Irruption et revendications du mouvement des « gilets jaunes » à la Réunion 

Dans ce contexte comment surgit le mouvement des « gilets jaunes » à la Réunion ? Quelles sont leurs revendications et quelles réponses sont aujourd’hui apportées par les pouvoirs publics ? Des propositions alternatives sont-elles formulées au sein du mouvement ?

A la Réunion comme en métropole, le mouvement des « gilets jaunes » se structure autour de la hausse des taxes sur les carburants. Néanmoins, la différence majeure qu’il semble y avoir entre les mouvement réunionnais et métropolitain consiste moins dans les modes d’actions employés que dans le contexte socio-économique et historique dans lequel s’inscrivent ces luttes. Ce type de mobilisation n’est pas « en soi » une première sur l’île. En 2008 et 2012 les transporteurs se mobilisaient déjà contre la hausse des prix du pétrole. Cette fois, c’est la population qui entre en action, bien décidée à se faire entendre.

Le 17 novembre 2018 marque le début du mouvement sur l’île. S’engage ainsi une première séquence de mobilisation qui va durer onze jours jusqu’à l’arrivée de la ministre des Outre-mer Annick Girardin.  (Pour plus de précision sur la chronologie des événements, voir le lien en bas de page)[50].

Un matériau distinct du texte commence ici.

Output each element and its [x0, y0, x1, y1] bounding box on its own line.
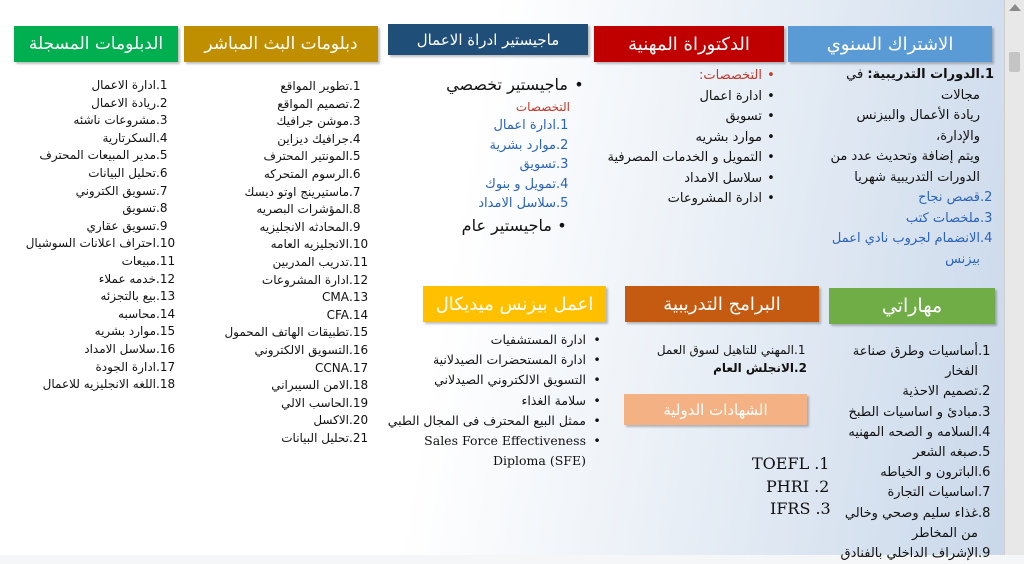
list-item-text: موارد بشريه [94, 324, 156, 339]
list-item-text: الامن السيبراني [271, 378, 349, 393]
live-diploma-item [228, 113, 373, 131]
my-skills-header[interactable] [829, 288, 995, 324]
scroll-up-arrow-icon[interactable] [1009, 4, 1021, 11]
mba-specialties [440, 116, 590, 214]
list-item-text: السكرتارية [102, 130, 156, 145]
live-diplomas-title: دبلومات البث المباشر [204, 34, 358, 54]
recorded-diploma-item [44, 130, 180, 148]
list-item-text: ممثل البيع المحترف فى المجال الطبي [387, 412, 586, 428]
list-number: 2. [794, 361, 807, 375]
list-item-text: الانجليزيه العامه [270, 237, 349, 252]
list-item-text: ادارة الاعمال [91, 78, 156, 92]
live-diploma-item [228, 377, 373, 395]
general-masters: • ماجيستير عام [440, 214, 590, 238]
live-diploma-item [228, 201, 373, 219]
list-item-text: مدير المبيعات المحترف [39, 148, 156, 163]
doctorate-list [594, 66, 780, 210]
list-number: 3. [349, 114, 361, 129]
certificate-item [752, 453, 842, 476]
list-item-text: موشن جرافيك [276, 114, 349, 129]
recorded-diploma-item [44, 218, 180, 236]
live-diploma-item [228, 166, 373, 184]
list-item-text: الانجلش العام [713, 361, 794, 375]
mba-specialty [440, 175, 576, 195]
international-certificates-header[interactable] [624, 394, 807, 425]
recorded-diplomas-list [25, 77, 220, 394]
mba-specialties-heading: التخصصات [515, 100, 570, 114]
list-item-text: IFRS [770, 499, 811, 518]
live-diploma-item [228, 96, 373, 114]
list-number: 1. [349, 79, 361, 93]
scrollbar-thumb[interactable] [1009, 52, 1020, 72]
list-item-text: غذاء سليم وصحي وخالي [844, 505, 978, 521]
list-number: 7. [349, 184, 361, 199]
courses-label: الدورات التدريبية: [867, 67, 980, 82]
list-number: 11. [349, 254, 369, 269]
medical-item: • Sales Force Effectiveness [400, 431, 608, 451]
list-item-text: ادارة المستشفيات [490, 332, 586, 347]
list-number: 6. [156, 165, 168, 180]
list-item-text: الاكسل [313, 413, 349, 428]
list-item-text: أساسيات وطرق صناعة [852, 344, 978, 359]
list-item-text: سلاسل الامداد [84, 341, 156, 356]
recorded-diploma-item [44, 95, 180, 113]
live-diploma-item [228, 272, 373, 290]
list-item-text: الانضمام لجروب نادي اعمل [831, 231, 980, 246]
list-item-text: اللغه الانجليزيه للاعمال [42, 377, 156, 392]
list-number: 17. [349, 360, 369, 375]
list-item-text: ريادة الاعمال [91, 95, 156, 110]
list-number: .2 [814, 476, 830, 496]
list-number: 14. [156, 306, 176, 321]
list-number: 12. [156, 271, 176, 286]
list-item-text: الرسوم المتحركه [263, 166, 349, 181]
live-diploma-item [224, 324, 373, 342]
skill-item [820, 483, 996, 503]
list-number: 5. [156, 148, 168, 163]
list-number: 5. [349, 149, 361, 164]
list-item-text: المؤشرات البصريه [256, 202, 349, 217]
training-programs-header[interactable] [625, 286, 819, 322]
annual-subscription-list [816, 65, 996, 270]
join-group-link[interactable] [816, 229, 996, 250]
list-item-text: CFA [326, 307, 349, 322]
list-number: 1. [978, 344, 991, 359]
list-item-text: Sales Force Effectiveness [424, 433, 586, 449]
recorded-diploma-item [44, 165, 180, 183]
list-item-text: تسويق الكتروني [75, 183, 156, 198]
live-diploma-item [228, 78, 373, 96]
business-medical-list [387, 330, 608, 471]
list-number: 4. [978, 424, 991, 440]
list-item-text: احتراف اعلانات السوشيال [25, 236, 156, 251]
live-diplomas-list [224, 78, 413, 447]
list-number: 3. [978, 404, 991, 420]
list-item-text: ادارة اعمال [493, 118, 556, 133]
list-item-text: سلامة الغذاء [521, 392, 586, 408]
live-diploma-item [228, 342, 373, 360]
annual-subscription-title: الاشتراك السنوي [826, 33, 954, 55]
my-skills-title: مهاراتي [881, 295, 943, 317]
skill-item [820, 544, 996, 564]
list-item-text: PHRI [766, 476, 810, 496]
training-program-item [656, 341, 812, 359]
specialized-masters: • ماجيستير تخصصي [440, 72, 590, 98]
list-item-text: ماستيرينج اوتو ديسك [244, 184, 349, 199]
mba-specialty [440, 194, 576, 214]
list-number: .3 [815, 499, 831, 518]
business-medical-header[interactable] [423, 286, 606, 322]
mba-specialty [440, 136, 576, 156]
list-number: 19. [349, 395, 369, 410]
general-masters-text: ماجيستير عام [461, 215, 552, 235]
book-summaries-link[interactable] [816, 209, 996, 230]
list-item-text: من المخاطر [912, 525, 978, 541]
medical-item: • سلامة الغذاء [400, 391, 608, 411]
doctorate-specialties-heading: • التخصصات: [594, 66, 780, 87]
list-number: 3. [156, 113, 168, 128]
live-diploma-item [228, 131, 373, 149]
recorded-diploma-item [44, 359, 180, 377]
list-item-text: تحليل البيانات [88, 165, 156, 180]
recorded-diploma-item [44, 253, 180, 271]
list-number: 10. [156, 236, 176, 251]
list-number: 12. [349, 272, 369, 287]
list-item-text: تسويق [725, 109, 762, 124]
list-number: 5. [978, 445, 991, 461]
list-number: 16. [349, 342, 369, 357]
live-diploma-item [228, 184, 373, 202]
live-diploma-item [228, 307, 373, 325]
list-item-text: الحاسب الالي [281, 395, 349, 410]
list-item-text: محاسبه [118, 306, 156, 321]
list-item-text: ملخصات كتب [905, 210, 980, 226]
mba-title: ماجيستير ادراة الاعمال [416, 30, 560, 49]
list-item-text: تصميم الاحذية [902, 384, 978, 400]
list-item-text: تسويق عقاري [86, 218, 156, 233]
training-programs-list [656, 341, 852, 377]
doctorate-item: • التمويل و الخدمات المصرفية [594, 148, 780, 169]
list-item-text: قصص نجاح [918, 190, 980, 205]
live-diploma-item [228, 289, 373, 307]
list-item-text: تصميم المواقع [277, 96, 349, 111]
list-item-text: التمويل و الخدمات المصرفية [607, 150, 762, 165]
doctorate-item: • ادارة المشروعات [594, 189, 780, 210]
list-number: 17. [156, 359, 176, 374]
list-number: 1. [794, 343, 806, 357]
success-stories-link[interactable] [816, 188, 996, 209]
skill-item [820, 403, 996, 423]
recorded-diplomas-title: الدبلومات المسجلة [28, 34, 164, 54]
list-number: 15. [156, 324, 176, 339]
list-item-text: تسويق [519, 157, 556, 172]
list-item-text: مبيعات [121, 253, 156, 268]
skill-item [820, 443, 996, 463]
list-number: 11. [156, 253, 176, 268]
recorded-diplomas-header[interactable] [14, 26, 178, 62]
list-item-text: مبادئ و اساسيات الطبخ [848, 404, 978, 420]
list-number: 9. [349, 219, 361, 234]
list-item-text: جرافيك ديزاين [277, 131, 349, 146]
list-number: 6. [978, 465, 991, 481]
list-number: 6. [349, 166, 361, 181]
recorded-diploma-item [44, 271, 180, 289]
medical-item: • ممثل البيع المحترف فى المجال الطبي [400, 411, 608, 431]
list-item-text: تطوير المواقع [280, 79, 349, 93]
list-number: 2. [978, 384, 991, 400]
list-item-text: تدريب المدربين [272, 254, 349, 269]
list-item-text: سلاسل الامداد [684, 170, 762, 186]
list-number: 4. [980, 231, 993, 246]
list-item-text: التسويق الالكتروني [254, 342, 349, 357]
list-number: 3. [980, 210, 993, 226]
mba-specialty [440, 155, 576, 175]
skill-item [820, 524, 996, 544]
list-item-text: ادارة المشروعات [667, 191, 762, 206]
list-number: 8. [978, 505, 991, 521]
list-number: 9. [978, 546, 991, 562]
list-number: .1 [814, 454, 830, 473]
recorded-diploma-item [39, 147, 180, 165]
live-diploma-item [228, 360, 373, 378]
recorded-diploma-item [44, 183, 180, 201]
mba-specialty [440, 116, 576, 136]
doctorate-item: • ادارة اعمال [594, 87, 780, 108]
medical-item: • ادارة المستشفيات [400, 330, 608, 350]
list-number: 21. [349, 430, 369, 445]
list-number: 15. [349, 325, 369, 340]
recorded-diploma-item [44, 376, 180, 394]
list-item-text: السلامه و الصحه المهنيه [848, 424, 978, 440]
recorded-diploma-item [44, 200, 180, 218]
list-item-text: CMA [322, 290, 349, 305]
list-number: 2. [349, 96, 361, 111]
medical-item: • ادارة المستحضرات الصيدلانية [400, 350, 608, 370]
list-number: 18. [156, 377, 176, 392]
list-item-text: الفخار [945, 364, 978, 380]
recorded-diploma-item [25, 235, 180, 253]
list-item-text: تطبيقات الهاتف المحمول [224, 325, 349, 340]
list-number: 1. [156, 78, 168, 92]
join-group-link-line[interactable]: بيزنس [945, 251, 980, 267]
list-item-text: ادارة اعمال [699, 88, 762, 104]
skill-item [820, 463, 996, 483]
courses-text: في مجالات [846, 67, 980, 103]
live-diplomas-header[interactable] [184, 26, 378, 62]
medical-item: • التسويق الالكتروني الصيدلاني [400, 370, 608, 390]
recorded-diploma-item [44, 288, 180, 306]
list-number: 13. [156, 289, 176, 304]
list-number: 8. [156, 201, 168, 216]
training-program-item [660, 359, 812, 377]
live-diploma-item [228, 430, 373, 448]
list-item-text: خدمه عملاء [98, 271, 156, 286]
recorded-diploma-item [44, 112, 180, 130]
list-number: 3. [556, 157, 569, 172]
list-item-text: الإشراف الداخلي بالفنادق [840, 546, 978, 562]
list-number: 2. [556, 137, 569, 153]
list-number: 1. [980, 67, 994, 82]
vertical-scrollbar[interactable] [1004, 0, 1024, 555]
live-diploma-item [228, 148, 373, 166]
annual-subscription-header[interactable] [788, 26, 992, 62]
courses-text-line: ريادة الأعمال والبيزنس والإدارة، [856, 108, 980, 144]
list-item-text: TOEFL [752, 454, 810, 473]
list-number: 4. [556, 176, 569, 192]
sfe-diploma-line: (SFE) Diploma [493, 453, 586, 469]
list-number: 14. [349, 307, 369, 322]
annual-links [816, 188, 996, 250]
list-number: 9. [156, 218, 168, 233]
list-item-text: موارد بشرية [489, 137, 556, 153]
courses-text-line: ويتم إضافة وتحديث عدد من [830, 149, 980, 164]
list-number: 4. [156, 130, 168, 145]
list-item-text: ادارة الجودة [95, 359, 156, 374]
list-item-text: صبغه الشعر [913, 445, 978, 461]
professional-doctorate-title: الدكتوراة المهنية [628, 33, 750, 55]
list-item-text: ادارة المستحضرات الصيدلانية [432, 352, 586, 368]
recorded-diploma-item [44, 341, 180, 359]
list-number: 8. [349, 202, 361, 217]
live-diploma-item [228, 395, 373, 413]
list-item-text: سلاسل الامداد [478, 196, 556, 211]
list-item-text: اساسيات التجارة [887, 485, 978, 501]
list-number: 10. [349, 237, 369, 252]
list-item-text: CCNA [315, 360, 349, 375]
list-item-text: المحادثه الانجليزيه [259, 219, 349, 234]
list-number: 4. [349, 131, 361, 146]
certificate-item [752, 498, 842, 521]
list-item-text: ادارة المشروعات [261, 272, 349, 287]
mba-header[interactable] [388, 24, 588, 55]
certificate-item [752, 476, 842, 499]
professional-doctorate-header[interactable] [594, 26, 784, 62]
list-item-text: المونتير المحترف [263, 149, 349, 164]
courses-text-line: الدورات التدريبية شهريا [854, 169, 980, 185]
live-diploma-item [228, 412, 373, 430]
list-item-text: بيع بالتجزئه [100, 289, 156, 304]
list-item-text: المهني للتاهيل لسوق العمل [656, 343, 794, 357]
list-number: 2. [156, 95, 168, 110]
list-item-text: التسويق الالكتروني الصيدلاني [434, 372, 586, 388]
specialized-masters-text: ماجيستير تخصصي [446, 75, 568, 94]
specialties-heading-text: التخصصات: [698, 68, 762, 83]
annual-item-1 [816, 65, 996, 106]
recorded-diploma-item [44, 77, 180, 95]
list-number: 18. [349, 378, 369, 393]
list-item-text: تسويق [122, 201, 156, 216]
live-diploma-item [228, 236, 373, 254]
list-number: 7. [978, 485, 991, 501]
skill-item [820, 423, 996, 443]
skill-item [820, 382, 996, 402]
list-item-text: تحليل البيانات [281, 430, 349, 445]
list-item-text: تمويل و بنوك [485, 176, 556, 192]
doctorate-item: • تسويق [594, 107, 780, 128]
list-number: 7. [156, 183, 168, 198]
international-certificates-title: الشهادات الدولية [663, 400, 768, 419]
list-number: 2. [980, 190, 993, 205]
list-number: 13. [349, 290, 369, 305]
mba-list [440, 72, 590, 238]
list-item-text: موارد بشريه [695, 129, 762, 145]
recorded-diploma-item [44, 306, 180, 324]
business-medical-title: اعمل بيزنس ميديكال [435, 293, 594, 315]
list-number: 20. [349, 413, 369, 428]
doctorate-item: • موارد بشريه [594, 128, 780, 149]
skill-item [820, 504, 996, 524]
list-item-text: الباترون و الخياطه [880, 465, 978, 481]
list-number: 16. [156, 341, 176, 356]
certificates-list [712, 453, 842, 521]
list-item-text: مشروعات ناشئه [73, 113, 156, 128]
live-diploma-item [228, 219, 373, 237]
list-number: 1. [556, 118, 569, 133]
live-diploma-item [228, 254, 373, 272]
recorded-diploma-item [44, 323, 180, 341]
doctorate-item: • سلاسل الامداد [594, 169, 780, 190]
list-number: 5. [556, 196, 569, 211]
training-programs-title: البرامج التدريبية [663, 293, 781, 315]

Les premiers jours de mobilisation vont être ponctués de blocages et d’affrontements plus ou moins violents sur l’ensemble du territoire. Dès le troisième jour de mobilisation, l’île est totalement paralysée : « Une trentaine de barrages sont en place. Les écoles, administrations, commerces et stations-service sont fermés. Des axes stratégiques et économiques de l’île sont bloqués par les « gilets jaunes », tels que le rond-point de l’aéroport de Gillot, et la SRPP (Société Réunionnaise de Produits Pétroliers). « Le seul moyen de nous faire entendre, est de bloquer ce poumon économique de l’île », disent des manifestants. La préfecture déclenche le plan ORSEC hydrocarbures pour permettre l’approvisionnement de véhicules prioritaires »[51].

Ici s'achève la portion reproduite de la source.